Nearly a year ago, bioengineering professor Patrick Hsu
asked:
“Is DNA all you need?”
Hsu, co-founder of the Arc Institute, posed that question while helping create Evo, an AI model trained on 2.7 million genomes of prokaryotes and phages. Chasing the grand hope of building AI models that start to understand and manipulate biology, Evo opened the possibility that training a model on tons of DNA — and just DNA — may be a promising path forward. After all, Evo
generated a novel CRISPR system from scratch
based on the genomes it was trained upon.
Hsu’s team is back to take that year-old question to the next level. Its newest model, called Evo 2, was trained on far more As, Gs, Cs, and Ts: roughly nine trillion base pairs of DNA from over 128,000 different species of bacteria, archaea, and eukaryotes. On a call with reporters, team members described Evo 2 as the largest publicly available AI biology model to date.
The team, which includes leaders from the Arc Institute — a nonprofit founded in 2021 to bankroll scientists — and the chipmaking giant Nvidia, open-sourced the model, and
on Wednesday posted a 65-page preprint
describing how the team built Evo 2 and some of the results. Evo 2 is a sweeping research collaboration with roughly 50 authors listed on the paper, most of whom are affiliated with the Arc Institute, Nvidia, UC Berkeley and UCSF.
The research consortium shows how many leaders building AI biology models come from outside the biopharma industry. The author list includes engineers affiliated with AI tech startups like Liquid AI and Goodfire. Greg Brockman, the co-founder and president of OpenAI, spent some of a sabbatical working on part of Evo 2’s design that allows it to consider an extra-long length of DNA code.
The term “foundation model” has become a ubiquitous buzzword in the AI world, but Evo 2 fits the narrower definition of being a model trained on tons of data that is general enough to handle many tasks.
The new preprint described some of those uses, like being able to predict if certain mutations to the BRCA1 gene could cause disease. The Evo 2 team reported the model appeared to understand some biology concepts on its own, like transcription factor binding sites, protein structure elements and intron-exon boundaries.
Like a true foundation model, it remains to be seen where Evo 2 could have the most impact.
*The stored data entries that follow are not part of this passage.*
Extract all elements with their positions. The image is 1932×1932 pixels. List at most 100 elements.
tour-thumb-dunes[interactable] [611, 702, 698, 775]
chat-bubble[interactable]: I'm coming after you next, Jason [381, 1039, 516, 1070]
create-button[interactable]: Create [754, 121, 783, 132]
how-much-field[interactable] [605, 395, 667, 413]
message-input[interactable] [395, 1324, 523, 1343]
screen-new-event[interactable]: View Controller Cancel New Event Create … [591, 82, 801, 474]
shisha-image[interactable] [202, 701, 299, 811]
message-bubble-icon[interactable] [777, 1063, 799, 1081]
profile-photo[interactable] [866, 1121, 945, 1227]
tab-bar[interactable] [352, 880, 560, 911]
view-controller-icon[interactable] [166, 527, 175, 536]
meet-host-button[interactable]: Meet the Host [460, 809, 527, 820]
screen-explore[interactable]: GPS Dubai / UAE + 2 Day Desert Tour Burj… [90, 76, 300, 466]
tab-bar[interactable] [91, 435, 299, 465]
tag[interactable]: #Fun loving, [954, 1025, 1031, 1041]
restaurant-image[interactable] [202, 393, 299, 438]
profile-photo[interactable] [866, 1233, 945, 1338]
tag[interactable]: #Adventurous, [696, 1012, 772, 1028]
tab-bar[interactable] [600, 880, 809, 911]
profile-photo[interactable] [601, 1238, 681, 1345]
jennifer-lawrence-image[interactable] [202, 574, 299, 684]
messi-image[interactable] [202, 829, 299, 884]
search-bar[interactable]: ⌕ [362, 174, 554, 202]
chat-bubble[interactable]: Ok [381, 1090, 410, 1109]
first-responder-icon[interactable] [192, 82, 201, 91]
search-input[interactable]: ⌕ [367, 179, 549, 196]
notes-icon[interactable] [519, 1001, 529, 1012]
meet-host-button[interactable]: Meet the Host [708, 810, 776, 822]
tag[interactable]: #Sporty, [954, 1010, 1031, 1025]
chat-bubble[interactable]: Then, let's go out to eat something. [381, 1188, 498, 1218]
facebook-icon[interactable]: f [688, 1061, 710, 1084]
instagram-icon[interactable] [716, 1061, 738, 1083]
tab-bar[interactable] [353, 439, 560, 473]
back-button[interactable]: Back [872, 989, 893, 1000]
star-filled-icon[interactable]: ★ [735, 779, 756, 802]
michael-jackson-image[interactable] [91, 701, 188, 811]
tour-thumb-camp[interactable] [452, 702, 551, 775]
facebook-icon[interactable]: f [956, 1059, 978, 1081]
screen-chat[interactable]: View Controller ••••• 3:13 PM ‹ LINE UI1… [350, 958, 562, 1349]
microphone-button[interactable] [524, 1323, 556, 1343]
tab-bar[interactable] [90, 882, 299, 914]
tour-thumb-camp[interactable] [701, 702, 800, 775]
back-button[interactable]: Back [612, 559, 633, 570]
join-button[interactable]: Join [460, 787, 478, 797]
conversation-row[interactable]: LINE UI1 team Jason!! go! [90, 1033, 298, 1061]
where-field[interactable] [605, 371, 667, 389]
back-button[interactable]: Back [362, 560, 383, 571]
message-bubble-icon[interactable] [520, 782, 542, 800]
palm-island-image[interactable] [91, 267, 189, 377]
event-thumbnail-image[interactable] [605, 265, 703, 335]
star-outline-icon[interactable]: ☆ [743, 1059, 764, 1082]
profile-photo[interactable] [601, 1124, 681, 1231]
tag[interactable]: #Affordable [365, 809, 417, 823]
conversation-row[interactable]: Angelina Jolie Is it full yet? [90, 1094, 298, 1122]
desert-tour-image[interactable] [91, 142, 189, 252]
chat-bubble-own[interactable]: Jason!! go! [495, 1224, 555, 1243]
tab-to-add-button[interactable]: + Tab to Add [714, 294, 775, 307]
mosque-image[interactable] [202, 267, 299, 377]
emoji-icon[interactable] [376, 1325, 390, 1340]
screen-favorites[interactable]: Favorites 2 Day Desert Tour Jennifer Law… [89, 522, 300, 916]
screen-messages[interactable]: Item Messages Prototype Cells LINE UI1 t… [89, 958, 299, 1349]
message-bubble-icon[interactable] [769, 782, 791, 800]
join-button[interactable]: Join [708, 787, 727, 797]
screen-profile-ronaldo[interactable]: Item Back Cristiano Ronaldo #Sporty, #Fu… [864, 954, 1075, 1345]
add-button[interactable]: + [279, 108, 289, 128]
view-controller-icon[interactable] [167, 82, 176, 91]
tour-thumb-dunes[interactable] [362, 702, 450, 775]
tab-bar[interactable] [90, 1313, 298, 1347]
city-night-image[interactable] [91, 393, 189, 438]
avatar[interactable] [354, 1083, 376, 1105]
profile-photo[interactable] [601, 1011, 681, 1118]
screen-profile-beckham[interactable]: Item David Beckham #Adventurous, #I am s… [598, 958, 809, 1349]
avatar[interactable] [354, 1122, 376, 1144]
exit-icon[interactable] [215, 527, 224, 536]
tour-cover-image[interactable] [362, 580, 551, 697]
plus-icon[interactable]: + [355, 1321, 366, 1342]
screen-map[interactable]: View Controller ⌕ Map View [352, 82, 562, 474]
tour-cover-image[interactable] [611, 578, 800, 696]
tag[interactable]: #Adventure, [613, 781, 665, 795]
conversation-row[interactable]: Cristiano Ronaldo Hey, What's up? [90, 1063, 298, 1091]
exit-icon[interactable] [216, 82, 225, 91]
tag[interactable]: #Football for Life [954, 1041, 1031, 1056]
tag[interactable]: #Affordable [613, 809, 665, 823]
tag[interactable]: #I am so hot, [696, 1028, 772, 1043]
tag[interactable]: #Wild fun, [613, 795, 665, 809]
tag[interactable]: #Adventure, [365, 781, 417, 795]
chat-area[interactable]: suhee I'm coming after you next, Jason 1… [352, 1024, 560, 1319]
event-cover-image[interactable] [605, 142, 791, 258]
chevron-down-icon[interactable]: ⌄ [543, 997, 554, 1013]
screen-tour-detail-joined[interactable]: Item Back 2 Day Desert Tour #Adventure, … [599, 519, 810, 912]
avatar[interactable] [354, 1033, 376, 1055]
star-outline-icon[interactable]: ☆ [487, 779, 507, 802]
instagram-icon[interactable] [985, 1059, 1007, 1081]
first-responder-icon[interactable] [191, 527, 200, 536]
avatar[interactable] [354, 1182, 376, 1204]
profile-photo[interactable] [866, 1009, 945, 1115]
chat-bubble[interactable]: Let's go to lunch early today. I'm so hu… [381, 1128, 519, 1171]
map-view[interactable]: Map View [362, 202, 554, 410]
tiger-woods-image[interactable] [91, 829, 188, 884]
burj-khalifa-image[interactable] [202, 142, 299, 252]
That contrasts with other top AI models that were designed to master one job, like AlphaFold2 being built to predict the structure of proteins. Instead, Evo 2’s builders envision researchers building task-specific applications on top of the model, and Evo 2 acting like an operating system.
“From predicting how single DNA mutations affect a protein’s function to designing genetic elements that behave differently in different cell types, as we continue to refine the model and researchers begin using it in creative ways, we expect to see beneficiary uses for Evo 2 we haven’t even imagined yet,” Arc Institute’s chief technology officer Dave Burke said in a statement.
Stanford assistant professor Brian Hie said he believes Evo 2, paired with other models, could open new ways of manipulating genomes.
“We kind of want to go beyond designing things at the molecular level because that’s all that we could control,” Hie said on the media call. “If we have a powerful model that lets us generate things at the scale of complete organisms, then this unlocks a lot of downstream tasks for which I don’t think a lot of people have even imagined what the potential use cases are.”